GeneCentric’s leading-edge rT(I)ME Explorer Platform
The rT(I)ME Explorer Platform is translating tumor biology into robust prognostic and predictive RNA-based gene signatures. Our platform builds upon the pioneering work of co-founders Charles Perou, PhD, and Neil Hayes, MD, MPH, MS, innovators in the molecular characterization and treatment of cancer, and the immunogenomic computational pipelines developed and curated by Benjamin Vincent, MD, and Joel Parker, PhD, founders of Select ImmunoGenomics, which was acquired by GeneCentric in 2019.
Signature engine & subtypes
A keystone to drug response biomarkers and central to the rT(I)ME Explorer Platform are high-resolution molecular subtypes – inherent genomic signals within a cancer type that are characteristic of its underlying biology. Through advanced computational biology, an expanding portfolio of cancer subtypes and biomarkers accrues within the rT(I)ME Explorer Platform.
Our platform leverages enormous, publicly available gene expression datasets complemented by proprietary data and tools to develop discrete sets of key genes that define cancer subtypes and predict drug response. By reducing the multitude of genes associated with response to discrete key gene set signatures, we enable rapid development of tumor-specific clinical assays. The signatures are platform agnostic, so they are capable of being deployed on established commercial instruments.

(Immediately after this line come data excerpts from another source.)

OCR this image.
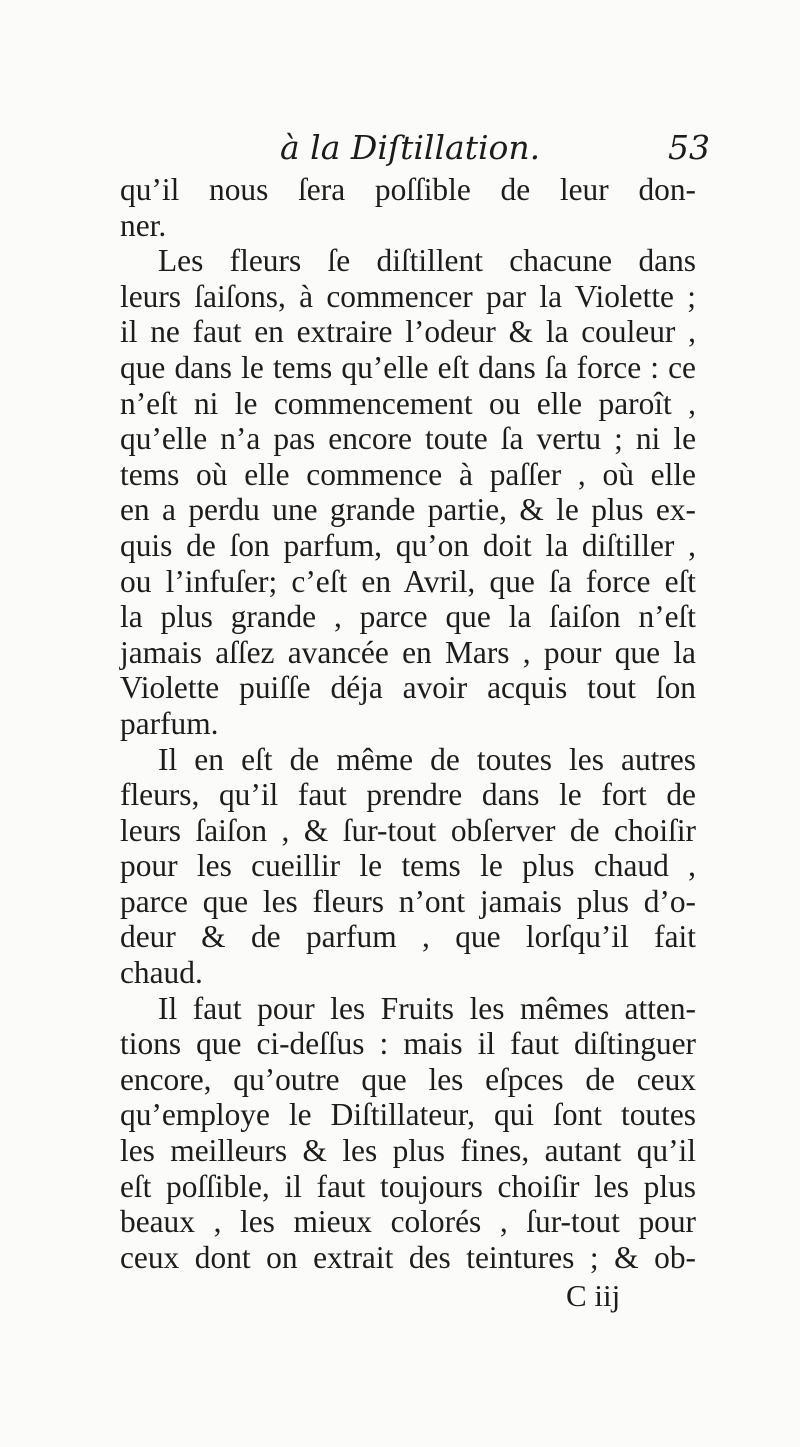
à la Diſtillation.	53
qu’il nous ſera poſſible de leur don-
ner.
Les fleurs ſe diſtillent chacune dans
leurs ſaiſons, à commencer par la Violette ;
il ne faut en extraire l’odeur & la couleur ,
que dans le tems qu’elle eſt dans ſa force : ce
n’eſt ni le commencement ou elle paroît ,
qu’elle n’a pas encore toute ſa vertu ; ni le
tems où elle commence à paſſer , où elle
en a perdu une grande partie, & le plus ex-
quis de ſon parfum, qu’on doit la diſtiller ,
ou l’infuſer; c’eſt en Avril, que ſa force eſt
la plus grande , parce que la ſaiſon n’eſt
jamais aſſez avancée en Mars , pour que la
Violette puiſſe déja avoir acquis tout ſon
parfum.
Il en eſt de même de toutes les autres
fleurs, qu’il faut prendre dans le fort de
leurs ſaiſon , & ſur-tout obſerver de choiſir
pour les cueillir le tems le plus chaud ,
parce que les fleurs n’ont jamais plus d’o-
deur & de parfum , que lorſqu’il fait
chaud.
Il faut pour les Fruits les mêmes atten-
tions que ci-deſſus : mais il faut diſtinguer
encore, qu’outre que les eſpces de ceux
qu’employe le Diſtillateur, qui ſont toutes
les meilleurs & les plus fines, autant qu’il
eſt poſſible, il faut toujours choiſir les plus
beaux , les mieux colorés , ſur-tout pour
ceux dont on extrait des teintures ; & ob-
C iij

Our ability to identify and reduce to practice a select gene set that defines cancer subtypes and predicts drug response underlies our core patents and proprietary position. Our intellectual property includes technology licensed from the University of North Carolina, based on technology developed by Drs. Perou and Hayes, as well as technology developed by GeneCentric.
In addition to core tumor biology subtypes, which often include characteristic immune profiles, a deep immunogenomic capability is essential to fully exploring the tumor in the context of its associated microenvironment. The rT(I)ME Explorer Platform is comprised of unparalleled immunogenomic pipelines involving diverse neoantigen prediction, highly curated and proprietary immune gene signatures, and T cell and B cell (TCR/BCR) analysis capabilities. In addition to providing content for deriving predictive biomarkers, the immunogenomic component of the rT(I)ME Explorer Platform is a key target discovery enterprise, particularly with its neoantigen prediction capability.
Our RNA-based Antigen Discovery Immune Oncology (rADIO) informatics platform greatly expands the ability to discover therapeutic tumor antigens, as well as identify biomarkers for predicting immunotherapy response in cancer. rADIO goes beyond the use of gene expression to develop unique response signatures and unlocks underlying RNA sequence information that leads to new drug targets. In addition to discovering new therapeutic antigens, we can apply rADIO to new and existing datasets to identify improved biomarkers of immunotherapy response.
rADIO predicts tumor-specific and tumor-associated antigens from single nucleotide variants (SNVs), insertions and deletions (InDels), fusion events, splice variants, cancer/testis antigens (CTAs), overexpressed self-antigens, viruses, and human endogenous retroviruses (hERVs).
EXpressCT (Expression signatures through circulating tumor signals)
The value of RNA gene expression signatures in tumors is embedded in the fabric of precision medicine but, until recently, the frontier of liquid biopsy has been elusive to these RNA-based signatures. We are deploying a series of approaches based chiefly on fragmentation patterns of cell-free DNA (cfDNA) (fragmentomics) to port diverse gene expression signatures to add to the liquid biopsy armamentarium and improve precision medicine.
TRIUMPH (Transfer Learning RNA Immune Understanding in Microenvironment PHenotype) AI
The tumor microenvironment is a complex set of interactions, and within this intricate matrix lies the potential to unlock new modalities and biomarkers for cancer care. TRIUMPH allows us to capture intricate nuances of this ecosystem.
At the core, TRIUMPH uses transfer learning – a sophisticated AI technique that harnesses pre-existing models and fine-tunes them for specialized tasks. Our focus is on leveraging the wealth of single-cell RNA sequencing (scRNA-seq) data alongside deep learning methods to improve the measurements of specific immune cell types within the tumor microenvironment. These improved measurements can then be used to fuel precision immunotherapy through better predictive algorithms for response to immune therapies.